Doemscenario’s van “vogelgehaktmachines” en door onderwatergeluid gedesoriënteerde zeezoogdieren zorgden ervoor dat niet iedereen enthousiast was over het plaatsen van windmolenparken op zee. Inmiddels zijn diverse studies naar de effecten van windmolenparken op het mariene ecosysteem verricht. Een overzicht van de bevindingen in drie delen, vandaag: de visgemeenschap.
De effecten van windmolens op het ecosysteem kunnen worden onderverdeeld in twee fasen, de bouw van het park en de operationele fase.
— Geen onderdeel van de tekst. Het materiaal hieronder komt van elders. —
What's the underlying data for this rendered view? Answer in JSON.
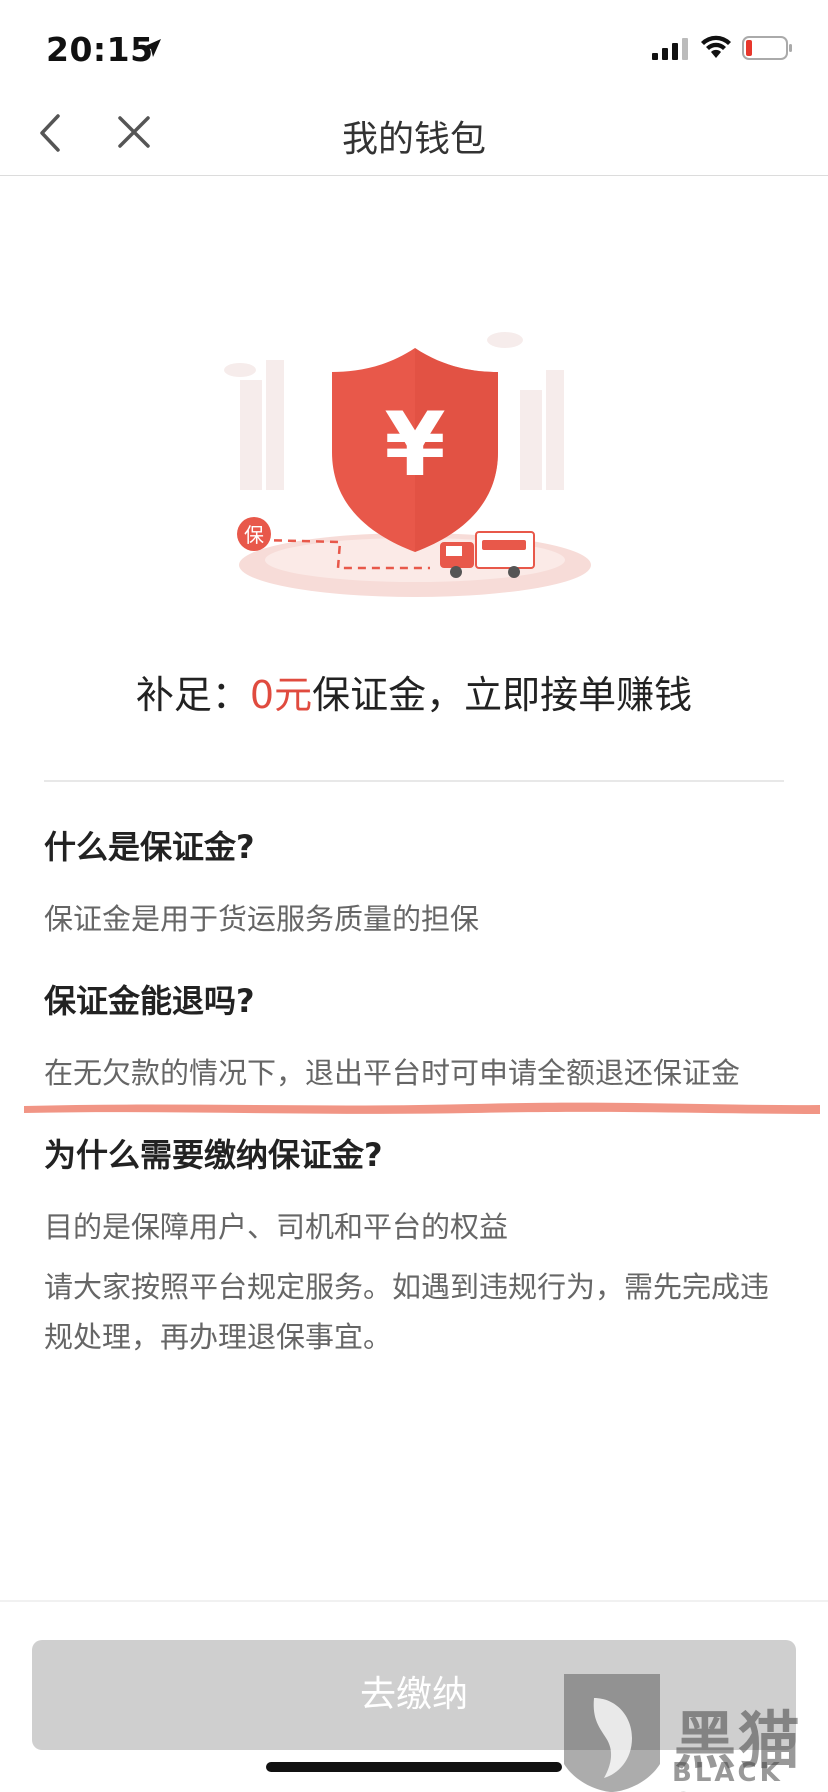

“Een grote zorg was het heigeluid in de bouwfase. Er is weinig bekend over de effecten van onderwatergeluid op gedrag van vis, over de geluidsniveaus waarbij fysieke schade optreedt weten we inmiddels meer”, vertelt Erwin Winter, onderzoeker bij onderzoeksinstituut IMARES. “Gebaseerd op Amerikaanse indicaties over geluidsniveaus waarbij dodelijke schade aan vis plaats zou kunnen vinden, hebben we een worst-case scenario bepaald. Hierbij zou tot op een afstand van enkele kilometers vislarven kunnen sterven door heigeluid.”
Vislarven zijn voor verplaatsing grotendeels afhankelijk van stroming en kunnen niet actief vluchten voor het geluid, daarmee zijn ze extra kwetsbaar. “Uit onderzoeken waarin heigeluid werd gesimuleerd bleek dat tong- en zeebaarslarven die waren blootgesteld aan geluidsniveaus tot honderd meter afstand van het heien geen verhoogde sterfte lieten zien. Hiermee lijkt de ecologische impact van het heien op vislarven beperkt, in ieder geval ver van het worst-case scenario”, aldus Winter.
Geen hinder, geen voordeel
In de operationele fase beïnvloeden het roteren van de wieken en de trilling die dat met zich meebrengt, het toevoegen van een fysieke structuur en de stroomkabels het systeem.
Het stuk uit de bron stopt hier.